Through habit I sometimes commit the sin of detraction. I am trying my best to overcome it and have made great strides, but would like a few things clarified- what factors affect whether the sin is mortal or venial? I have come to the conclusion that if I speak of someone else’s mortal sins it is a mortal sin- another’s venial sins a venial sin, etc. I also understand that the number of persons one tells detractions to and the person in question affect the gravity of the sin- is this true?
Detraction (gossiping about people’s flaws) is something people do to hurt others because they believe it will make others respect THEM more or see them as better people or more holy and pious individuals than they really are.
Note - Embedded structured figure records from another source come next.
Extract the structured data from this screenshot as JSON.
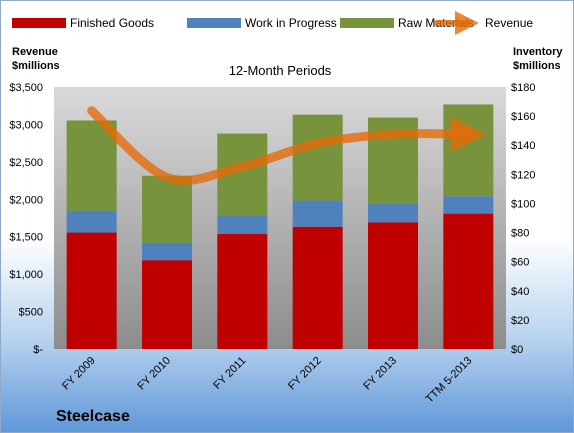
{
  "chart_data": {
    "type": "bar",
    "subtitle": "12-Month Periods",
    "company": "Steelcase",
    "ylabel_left": [
      "Revenue",
      "$millions"
    ],
    "ylabel_right": [
      "Inventory",
      "$millions"
    ],
    "categories": [
      "FY 2009",
      "FY 2010",
      "FY 2011",
      "FY 2012",
      "FY 2013",
      "TTM 5-2013"
    ],
    "left_axis": {
      "ylim": [
        0,
        3500
      ],
      "ticks": [
        0,
        500,
        1000,
        1500,
        2000,
        2500,
        3000,
        3500
      ],
      "tick_labels": [
        "$-",
        "$500",
        "$1,000",
        "$1,500",
        "$2,000",
        "$2,500",
        "$3,000",
        "$3,500"
      ]
    },
    "right_axis": {
      "ylim": [
        0,
        180
      ],
      "ticks": [
        0,
        20,
        40,
        60,
        80,
        100,
        120,
        140,
        160,
        180
      ],
      "tick_labels": [
        "$0",
        "$20",
        "$40",
        "$60",
        "$80",
        "$100",
        "$120",
        "$140",
        "$160",
        "$180"
      ]
    },
    "stacked_axis": "right",
    "series": [
      {
        "name": "Finished Goods",
        "kind": "bar",
        "axis": "right",
        "color": "#c00000",
        "values": [
          80,
          61,
          79,
          84,
          87,
          93
        ]
      },
      {
        "name": "Work in Progress",
        "kind": "bar",
        "axis": "right",
        "color": "#4f81bd",
        "values": [
          15,
          12,
          13,
          18,
          13,
          12
        ]
      },
      {
        "name": "Raw Materials",
        "kind": "bar",
        "axis": "right",
        "color": "#77933c",
        "values": [
          62,
          46,
          56,
          59,
          59,
          63
        ]
      },
      {
        "name": "Revenue",
        "kind": "line",
        "axis": "left",
        "color": "#e46c0a",
        "values": [
          3183,
          2292,
          2437,
          2749,
          2869,
          2868
        ]
      }
    ],
    "legend_placement": "top",
    "grid": false
  }
}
Quite the contrary is true.
Learn to recognize in yourself the beautiful, kind, and humble person you are and you will no longer feel the need to hurt others.
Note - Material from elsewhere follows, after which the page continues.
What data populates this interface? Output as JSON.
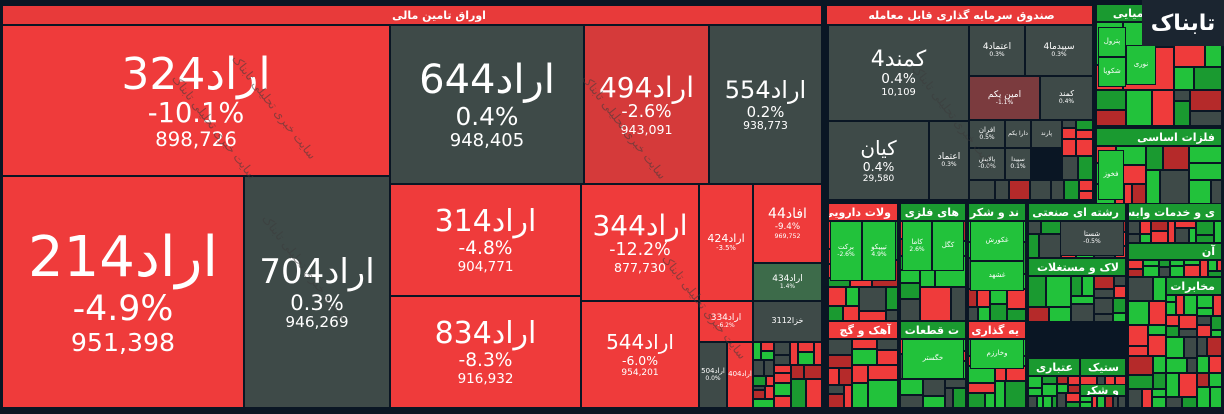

Amen. Great advice. I struggle with this myself. I hate the back-biting. I hate it, but I have certain friends, not too many, but a few, with whom I engage in it from time to time. Whenever I do so, I feel like a worm afterward. :o
*Detraction in a general sense is a mortal sin, as being a violation of the virtue not only of charity but also of justice. It is obvious, however, that the subject-matter of the accusation may be so inconspicuous or, everything considered, so little capable of doing serious hurt that the guilt is not assumed to be more than venial. The same judgment is to be given when, as not unfrequently happens, there has been little or no advertence to the harm that is being done.
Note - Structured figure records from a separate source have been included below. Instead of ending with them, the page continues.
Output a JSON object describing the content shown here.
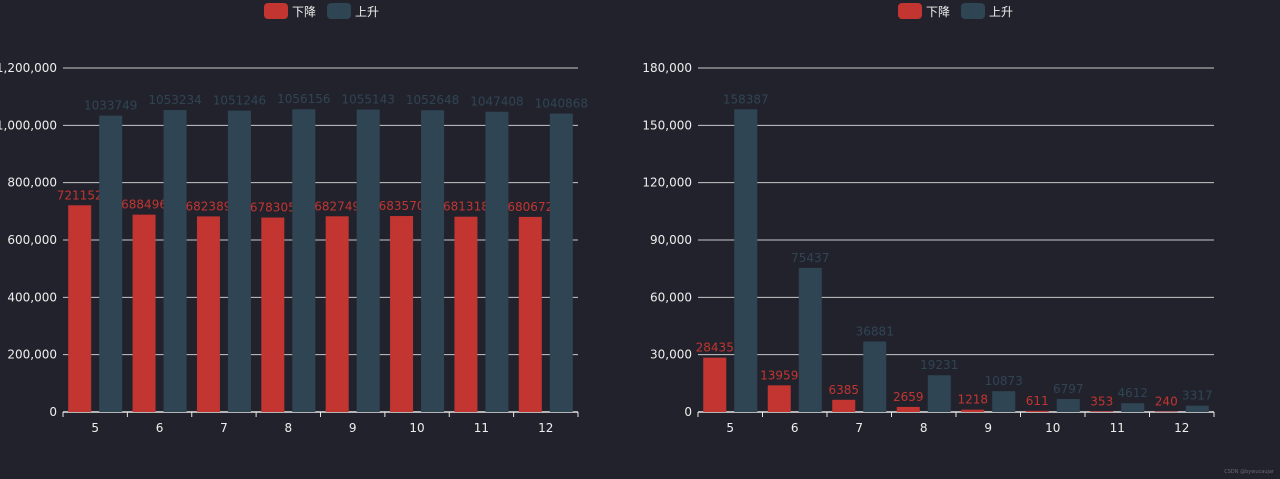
{
  "colors": {
    "background": "#22222c",
    "down": "#c23531",
    "up": "#2f4554",
    "axis": "#e6e6e6",
    "text": "#eeeeee"
  },
  "watermark": "CSDN @bywucaujar",
  "chart_data": [
    {
      "type": "bar",
      "legend": [
        "下降",
        "上升"
      ],
      "categories": [
        "5",
        "6",
        "7",
        "8",
        "9",
        "10",
        "11",
        "12"
      ],
      "series": [
        {
          "name": "下降",
          "values": [
            721152,
            688496,
            682389,
            678305,
            682749,
            683570,
            681318,
            680672
          ]
        },
        {
          "name": "上升",
          "values": [
            1033749,
            1053234,
            1051246,
            1056156,
            1055143,
            1052648,
            1047408,
            1040868
          ]
        }
      ],
      "ylim": [
        0,
        1200000
      ],
      "yticks": [
        0,
        200000,
        400000,
        600000,
        800000,
        1000000,
        1200000
      ],
      "ytick_labels": [
        "0",
        "200,000",
        "400,000",
        "600,000",
        "800,000",
        "1,000,000",
        "1,200,000"
      ]
    },
    {
      "type": "bar",
      "legend": [
        "下降",
        "上升"
      ],
      "categories": [
        "5",
        "6",
        "7",
        "8",
        "9",
        "10",
        "11",
        "12"
      ],
      "series": [
        {
          "name": "下降",
          "values": [
            28435,
            13959,
            6385,
            2659,
            1218,
            611,
            353,
            240
          ]
        },
        {
          "name": "上升",
          "values": [
            158387,
            75437,
            36881,
            19231,
            10873,
            6797,
            4612,
            3317
          ]
        }
      ],
      "ylim": [
        0,
        180000
      ],
      "yticks": [
        0,
        30000,
        60000,
        90000,
        120000,
        150000,
        180000
      ],
      "ytick_labels": [
        "0",
        "30,000",
        "60,000",
        "90,000",
        "120,000",
        "150,000",
        "180,000"
      ]
    }
  ]
}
The determination of the degree of sinfulness of detraction is in general to be gathered from the consideration of the amount of harm the defamatory utterance is calculated to work. In order to adequately measure the seriousness of the damage wrought, due regard must be had not only to the imputation itself but also to the character of the person by whom and against whom the charge is made. That is, we must take into account not only the greater or lesser criminality of the thing alleged but also the more or less distinguished reputation of the detractor for trustworthiness, as well as the more or less notable dignity or estimation of the person whose good name has been assailed.
Thus it is conceivable that a relatively small defect alleged against a person of eminent station, such as a bishop, might seriously tarnish his good name and be a mortal sin, whilst an offence of considerable magnitude attributed to an individual of a class in which such things frequently happen might constitute only a venial sin, such as, for instance, to say that a common sailor had been drunk. It is worthy of note that the manifestation of even inculpable defects may be a real defamation, such as to charge a person with gross ignorance, etc. When this is done in such circumstances as to bring upon the person so disparaged a more than ordinary measure of disgrace, or perhaps seriously prejudice him, the sin may even be a grievous one.*
You’re on the right track in your resolution to root out this habit. Keep working on it!. Everyone has a right to their good name, even if they don’t really deserve it.